Thanks for the great library. I’d like to understand the necessary (and hopefully sufficient) conditions in which an engine serialized to disk may be deserialized. For example, serializing from one video card and deserializing onto another card will not in general work* (we’ve tried and this makes sense). Likewise if we try to exchange between identical devices but different driver versions this will likely crash.
So, is it possible to list the necessary and sufficient conditions in which a model may be exchanged between devices via serialization?
- I believe we were able to successfully exchange models between a GTX1080 GTX1080-ti, but I may be mistaken.
A generated TensorRT PLAN/serialized file is valid for a specific GPU — more precisely, a specific CUDA Compute Capability. For example, if you generate a PLAN for an NVIDIA P4 (compute capability 6.1) you can’t use that PLAN on an NVIDIA Tesla V100 (compute capability 7.0).
In your case, GTX1080 and GTX1080ti have the same CUDA compute capability 6.1
How about driver versions on identical hardware? I’m pretty sure we tried sharing a serialized engine between identical hardware with different drivers and it crashed.
I’m not aware of explicit drivers dependency. If you can narrow down on the versions, please share with us.
Thanks for your responses. My colleague informs me that sharing between a GTX1080ti with 410 driver and GTX1080 with 396 driver resulted in a runtime crash.
I’m not sure it’s possible to setup different drivers for different graphics card on the same host.
indeed. they were on different hosts.
I could also imagine this happening after a driver update on the same host.
I have used hpl based on Fermi framework such as hpl-2.0_FERMI_v15.But my GPUs are GeForce GTX TITAN X,I think they are based on Maxwell’s architecture.So I want to know if NVIDIA has a hpl test program based on Maxwell architecture like hpl-2.MAXWELL ? If so, please give me a download link for it. If not, please help me find the link to hpl-2.0_FERMI_v15
In addition, I would like to ask if NVIDIA has a similar GPU performance collector similar to Intel Vtune Amplifier.Can you help me?

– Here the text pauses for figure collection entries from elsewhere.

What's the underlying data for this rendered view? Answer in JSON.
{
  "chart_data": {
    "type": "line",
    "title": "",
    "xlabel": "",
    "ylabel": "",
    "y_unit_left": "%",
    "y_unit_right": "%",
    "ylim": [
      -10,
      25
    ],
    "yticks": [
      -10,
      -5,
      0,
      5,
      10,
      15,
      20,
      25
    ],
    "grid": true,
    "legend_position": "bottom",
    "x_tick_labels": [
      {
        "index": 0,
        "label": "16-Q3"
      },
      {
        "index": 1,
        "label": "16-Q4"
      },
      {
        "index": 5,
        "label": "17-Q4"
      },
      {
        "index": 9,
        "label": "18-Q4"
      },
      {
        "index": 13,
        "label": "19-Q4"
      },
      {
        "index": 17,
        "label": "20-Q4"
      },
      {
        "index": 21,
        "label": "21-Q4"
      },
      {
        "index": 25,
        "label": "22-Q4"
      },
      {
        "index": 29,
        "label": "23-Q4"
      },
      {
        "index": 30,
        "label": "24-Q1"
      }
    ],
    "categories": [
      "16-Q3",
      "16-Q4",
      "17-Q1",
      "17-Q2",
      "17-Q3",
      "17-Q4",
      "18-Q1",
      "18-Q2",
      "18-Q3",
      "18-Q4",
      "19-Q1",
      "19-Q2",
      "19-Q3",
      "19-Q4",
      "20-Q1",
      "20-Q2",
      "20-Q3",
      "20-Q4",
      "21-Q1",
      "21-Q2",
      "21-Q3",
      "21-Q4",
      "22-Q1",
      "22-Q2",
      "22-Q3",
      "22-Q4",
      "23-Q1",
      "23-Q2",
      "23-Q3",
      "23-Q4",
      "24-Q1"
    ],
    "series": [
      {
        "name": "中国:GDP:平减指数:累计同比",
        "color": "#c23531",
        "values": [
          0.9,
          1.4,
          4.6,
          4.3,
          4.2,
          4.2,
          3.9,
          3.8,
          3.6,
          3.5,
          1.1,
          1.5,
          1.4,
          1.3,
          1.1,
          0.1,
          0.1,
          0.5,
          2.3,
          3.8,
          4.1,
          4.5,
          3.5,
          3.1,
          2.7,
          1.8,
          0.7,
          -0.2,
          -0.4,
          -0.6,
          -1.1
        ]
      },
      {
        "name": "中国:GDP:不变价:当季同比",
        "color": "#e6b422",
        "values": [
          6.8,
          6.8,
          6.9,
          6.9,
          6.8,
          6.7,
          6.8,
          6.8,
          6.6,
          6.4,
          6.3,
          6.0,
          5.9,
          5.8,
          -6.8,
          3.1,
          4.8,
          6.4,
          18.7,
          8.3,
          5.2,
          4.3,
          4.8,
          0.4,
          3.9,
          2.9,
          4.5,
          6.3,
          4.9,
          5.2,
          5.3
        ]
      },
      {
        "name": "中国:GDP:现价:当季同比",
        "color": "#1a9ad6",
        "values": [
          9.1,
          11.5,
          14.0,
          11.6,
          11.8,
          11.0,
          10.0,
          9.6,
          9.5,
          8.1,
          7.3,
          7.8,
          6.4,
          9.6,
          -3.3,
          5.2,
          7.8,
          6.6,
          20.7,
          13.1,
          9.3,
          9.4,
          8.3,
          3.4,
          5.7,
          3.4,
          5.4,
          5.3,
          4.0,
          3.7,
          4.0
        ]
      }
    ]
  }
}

In addition to the Compute Capability, the TensorRT version apparently also matters (including the minor version, possibly even the build and patch number). I upgraded from TensorRT 5.0 to 5.1 and the new version could not load a PLAN file from the old version.
It would be helpful to know a complete set of invariants which allow one to say for sure whether a PLAN file is valid for a given environment.